NEW ORLEANS (CN) – Gov. Bobby Jindal said Tuesday that the Army Corps of Engineers may open the Morganza Spillway north of Baton Rouge to divert water into the Atchafalaya Basin, protecting river levees, but forcing thousands of people to evacuate.
As the Mississippi River floods Missouri, Illinois, Tennessee and Mississippi, Louisiana is bracing for what is anticipated to be a river crest of historic proportions.
Jindal said that opening the spillway, which has not been opened since the 1970s, would affect 2,500 people and 2,000 buildings in rural towns, and will necessitate major evacuations.
Jindal said he will try to give three days’ notice before the spillway is opened.
Opening the spillway would flood 18,000 acres of cotton, soybeans, rice sugarcane and other crops.
But failing to open the spillway could flood New Orleans.
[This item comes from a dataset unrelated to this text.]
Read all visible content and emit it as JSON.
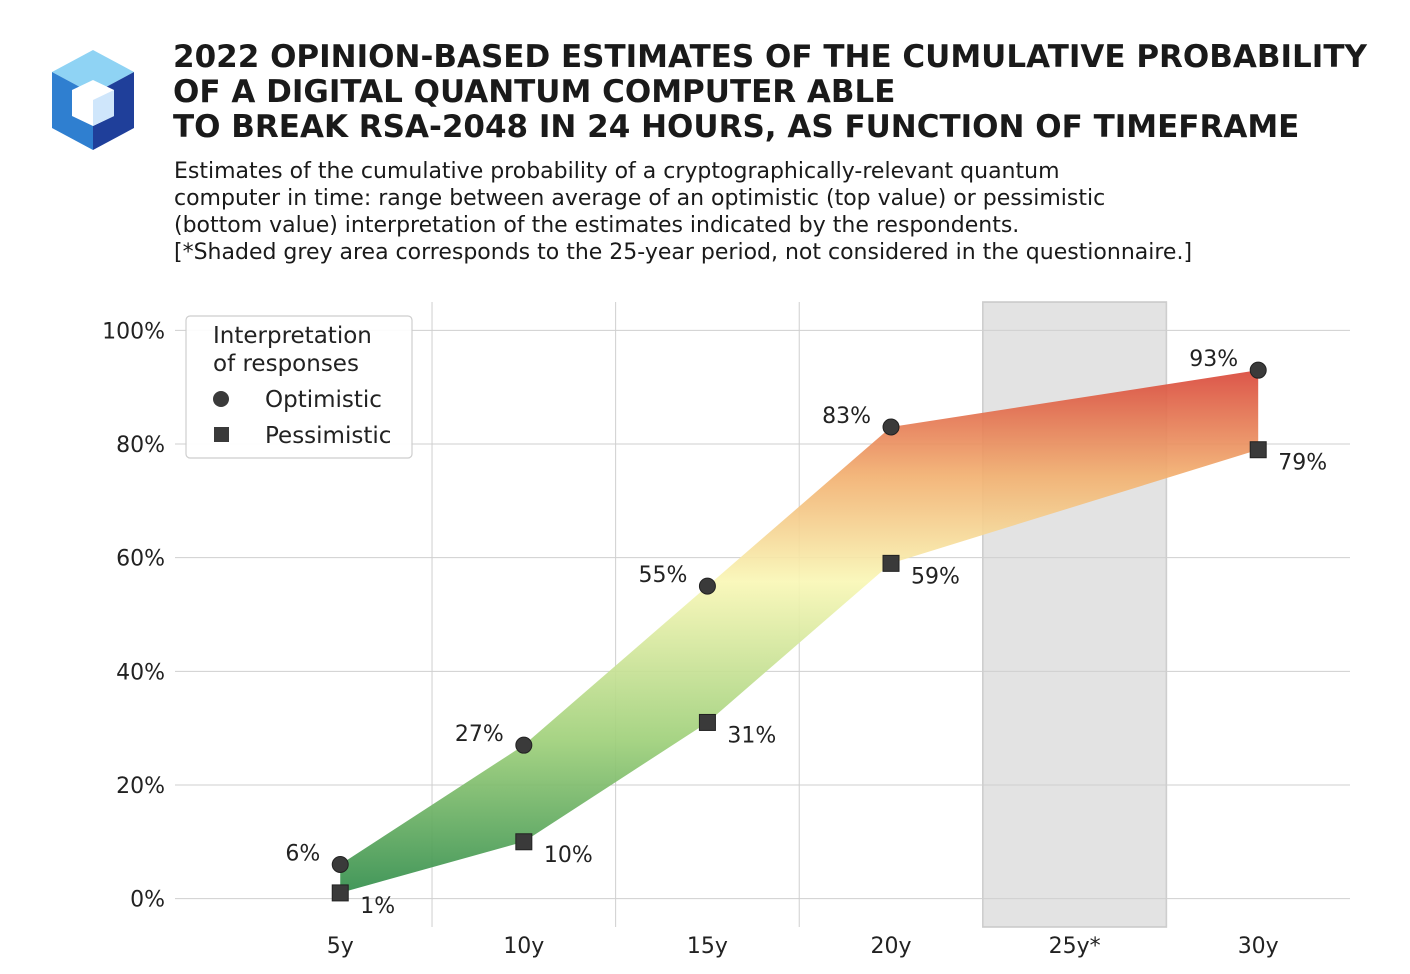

On Monday the Corps of Engineers began opening the Bonnet Carre spillway, diverting water into Lake Pontchartrain to take pressure off New Orleans levees.
The Bonnet Carre spillway is south of the Morganza.
Computerized flood map projections estimate that even with both the Bonnet Carre and Morganza Spillways open, the Mississippi will crest at 19.5 feet at New Orleans. The levee is built to handle a crest of 20 feet.
The river is expected to crest in New Orleans on May 23.
The Army Corps of Engineers already has blown open a levee in the Midwest, flooding thousands of acres in Missouri, to try to save the Illinois town of Cairo, which has been evacuated.